PARIS (Reuters) - France sought on Tuesday to break the deadlock over plans among 11 EU countries for a tax on financial transactions with a proposal to levy a fee on trading shares in their companies' according to where brokers are based.
The countries involved are struggling to agree the scope of the tax, designed to make banks pay for the public aid they received in the 2007-09 financial crisis, and how it will be applied before a Dec. 31 deadline for a deal.
Finance ministers are due to discuss the tax on Friday in Brussels. Failure to get a deal by the year-end deadline would be a political embarrassment for France and Germany, the tax's main backers from the start.
The countries planning to apply the tax are divided between those wanting a levy on companies shares based on where the firm is based, and those wanting it applied according to where the bank dealing in the shares is based, French Finance Minister Michel Sapin said in a contribution published in Les Echos newspaper in France and Handelsblatt in Germany.
Some smaller countries have been concerned that a levy only based on where a company is based would yield little revenue since they generally have fewer listed firms.
Sapin said the tax should apply to listed companies based in the 11 countries but that the revenues received should go to the country hosting the bank that handled the transaction.
"Thus, in the case of a share in a French company bought by a Portuguese bank, the revenue would go to Portugal," Sapin wrote, describing his proposal as a "compromise".
"If the same share were bought by a French bank or a bank residing outside of the 11 countries (applying the tax), the revenue would go to France," he added.

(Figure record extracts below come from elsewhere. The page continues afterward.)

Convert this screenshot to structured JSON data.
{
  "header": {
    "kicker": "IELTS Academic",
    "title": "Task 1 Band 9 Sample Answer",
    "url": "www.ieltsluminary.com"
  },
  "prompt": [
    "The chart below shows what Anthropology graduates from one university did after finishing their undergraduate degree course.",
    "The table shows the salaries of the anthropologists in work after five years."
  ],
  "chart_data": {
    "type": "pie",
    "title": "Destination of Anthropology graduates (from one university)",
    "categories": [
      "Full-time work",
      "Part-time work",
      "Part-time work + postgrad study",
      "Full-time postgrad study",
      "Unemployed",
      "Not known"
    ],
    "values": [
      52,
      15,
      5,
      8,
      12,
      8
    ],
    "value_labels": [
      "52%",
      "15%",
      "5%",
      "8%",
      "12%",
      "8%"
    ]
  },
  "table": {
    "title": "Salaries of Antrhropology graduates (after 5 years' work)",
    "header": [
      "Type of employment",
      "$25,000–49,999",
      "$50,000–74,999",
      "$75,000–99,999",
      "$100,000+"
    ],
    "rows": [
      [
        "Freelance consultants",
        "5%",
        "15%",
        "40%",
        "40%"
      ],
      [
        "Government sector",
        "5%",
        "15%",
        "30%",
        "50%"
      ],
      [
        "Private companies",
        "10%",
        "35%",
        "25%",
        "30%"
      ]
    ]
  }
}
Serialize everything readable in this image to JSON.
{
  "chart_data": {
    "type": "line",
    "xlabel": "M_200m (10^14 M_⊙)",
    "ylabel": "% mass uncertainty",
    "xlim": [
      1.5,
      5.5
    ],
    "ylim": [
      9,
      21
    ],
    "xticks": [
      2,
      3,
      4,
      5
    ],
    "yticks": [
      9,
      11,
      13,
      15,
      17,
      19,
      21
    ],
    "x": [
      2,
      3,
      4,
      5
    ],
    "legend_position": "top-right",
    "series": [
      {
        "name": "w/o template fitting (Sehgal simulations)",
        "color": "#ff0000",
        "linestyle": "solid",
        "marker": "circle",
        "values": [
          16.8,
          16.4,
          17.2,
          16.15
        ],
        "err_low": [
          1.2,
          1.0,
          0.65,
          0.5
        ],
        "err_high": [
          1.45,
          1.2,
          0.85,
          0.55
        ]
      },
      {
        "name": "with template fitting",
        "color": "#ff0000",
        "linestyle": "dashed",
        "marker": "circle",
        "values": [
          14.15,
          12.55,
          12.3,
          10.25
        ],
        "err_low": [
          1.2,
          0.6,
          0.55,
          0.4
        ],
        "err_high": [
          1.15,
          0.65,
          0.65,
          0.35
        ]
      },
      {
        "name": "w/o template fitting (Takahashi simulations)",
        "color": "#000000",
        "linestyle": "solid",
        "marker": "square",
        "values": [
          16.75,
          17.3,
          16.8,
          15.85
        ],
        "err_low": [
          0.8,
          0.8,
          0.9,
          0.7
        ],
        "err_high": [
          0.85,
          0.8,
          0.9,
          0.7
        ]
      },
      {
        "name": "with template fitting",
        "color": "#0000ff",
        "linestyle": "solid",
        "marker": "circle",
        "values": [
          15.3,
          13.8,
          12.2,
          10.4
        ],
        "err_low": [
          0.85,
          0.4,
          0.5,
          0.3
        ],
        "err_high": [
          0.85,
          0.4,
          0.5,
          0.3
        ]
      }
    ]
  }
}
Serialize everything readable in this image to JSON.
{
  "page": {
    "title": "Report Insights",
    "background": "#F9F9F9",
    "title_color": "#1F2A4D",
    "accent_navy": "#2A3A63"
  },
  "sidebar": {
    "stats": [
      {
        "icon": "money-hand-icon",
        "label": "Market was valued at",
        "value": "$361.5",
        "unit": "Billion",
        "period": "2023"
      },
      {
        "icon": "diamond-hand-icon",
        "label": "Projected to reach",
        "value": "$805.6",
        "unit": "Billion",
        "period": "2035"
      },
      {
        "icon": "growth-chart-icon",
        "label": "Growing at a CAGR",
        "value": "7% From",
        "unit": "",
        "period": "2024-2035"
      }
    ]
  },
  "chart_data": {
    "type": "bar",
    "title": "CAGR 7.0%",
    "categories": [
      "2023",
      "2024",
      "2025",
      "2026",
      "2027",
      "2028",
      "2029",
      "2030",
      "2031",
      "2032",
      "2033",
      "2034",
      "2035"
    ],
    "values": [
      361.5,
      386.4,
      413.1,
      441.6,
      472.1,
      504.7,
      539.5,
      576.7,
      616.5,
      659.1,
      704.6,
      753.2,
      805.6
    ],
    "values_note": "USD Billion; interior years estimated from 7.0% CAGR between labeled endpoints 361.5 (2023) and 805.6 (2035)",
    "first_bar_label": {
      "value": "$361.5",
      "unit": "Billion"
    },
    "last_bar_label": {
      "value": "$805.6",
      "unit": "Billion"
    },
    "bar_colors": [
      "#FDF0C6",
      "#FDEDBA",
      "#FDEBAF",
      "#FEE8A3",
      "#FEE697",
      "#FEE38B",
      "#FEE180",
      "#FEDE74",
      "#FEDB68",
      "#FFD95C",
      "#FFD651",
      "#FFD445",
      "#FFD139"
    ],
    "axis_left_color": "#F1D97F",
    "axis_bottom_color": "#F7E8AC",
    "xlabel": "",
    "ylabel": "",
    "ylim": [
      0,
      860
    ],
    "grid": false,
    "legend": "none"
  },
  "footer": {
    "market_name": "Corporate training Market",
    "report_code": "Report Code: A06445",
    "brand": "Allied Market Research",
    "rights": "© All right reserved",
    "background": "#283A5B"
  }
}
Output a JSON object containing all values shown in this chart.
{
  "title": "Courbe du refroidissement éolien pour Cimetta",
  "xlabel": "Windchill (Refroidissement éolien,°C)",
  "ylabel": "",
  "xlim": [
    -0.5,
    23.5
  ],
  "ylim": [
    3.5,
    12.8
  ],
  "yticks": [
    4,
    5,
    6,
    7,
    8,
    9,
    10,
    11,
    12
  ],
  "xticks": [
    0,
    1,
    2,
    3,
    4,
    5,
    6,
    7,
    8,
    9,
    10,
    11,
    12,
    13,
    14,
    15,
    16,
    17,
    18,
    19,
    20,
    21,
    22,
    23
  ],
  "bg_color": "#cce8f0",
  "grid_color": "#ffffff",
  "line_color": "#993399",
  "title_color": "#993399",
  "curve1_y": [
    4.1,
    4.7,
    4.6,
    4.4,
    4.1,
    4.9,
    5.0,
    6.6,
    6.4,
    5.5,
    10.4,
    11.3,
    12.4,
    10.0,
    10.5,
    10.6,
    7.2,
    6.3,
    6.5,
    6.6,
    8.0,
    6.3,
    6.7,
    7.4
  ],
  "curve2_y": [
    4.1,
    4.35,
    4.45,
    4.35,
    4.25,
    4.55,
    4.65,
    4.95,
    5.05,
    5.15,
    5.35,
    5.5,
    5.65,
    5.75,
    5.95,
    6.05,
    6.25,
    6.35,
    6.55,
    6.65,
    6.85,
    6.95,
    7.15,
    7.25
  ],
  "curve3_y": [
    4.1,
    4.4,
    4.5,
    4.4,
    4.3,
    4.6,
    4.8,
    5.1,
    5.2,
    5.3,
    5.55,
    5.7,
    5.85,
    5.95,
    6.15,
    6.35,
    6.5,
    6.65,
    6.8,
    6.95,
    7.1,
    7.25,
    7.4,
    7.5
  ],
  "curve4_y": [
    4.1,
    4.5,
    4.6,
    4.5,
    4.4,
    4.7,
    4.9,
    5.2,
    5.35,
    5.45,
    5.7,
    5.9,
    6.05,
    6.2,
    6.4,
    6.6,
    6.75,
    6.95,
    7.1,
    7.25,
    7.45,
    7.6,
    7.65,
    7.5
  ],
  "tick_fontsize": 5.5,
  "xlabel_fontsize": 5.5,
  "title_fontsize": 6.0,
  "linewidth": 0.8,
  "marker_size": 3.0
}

Turning to the equally tricky issue of what financial derivatives to cover, Sapin said all credit default swaps that are not handled by clearing houses should be targeted from the get-go.
In Berlin, a spokesman for German Finance Minister Wolfgang Schaeuble said that the ministries of both countries were working closely together in the matter of shaping the financial transaction tax.
"Germany is always open to compromises. It remains our goal to combine a preferably broad tax base with low tax rates," the spokesman said.
Separately, Les Echos reported that the French government was considering applying a 20 percent residency tax on second homes in particularly tight housing markets.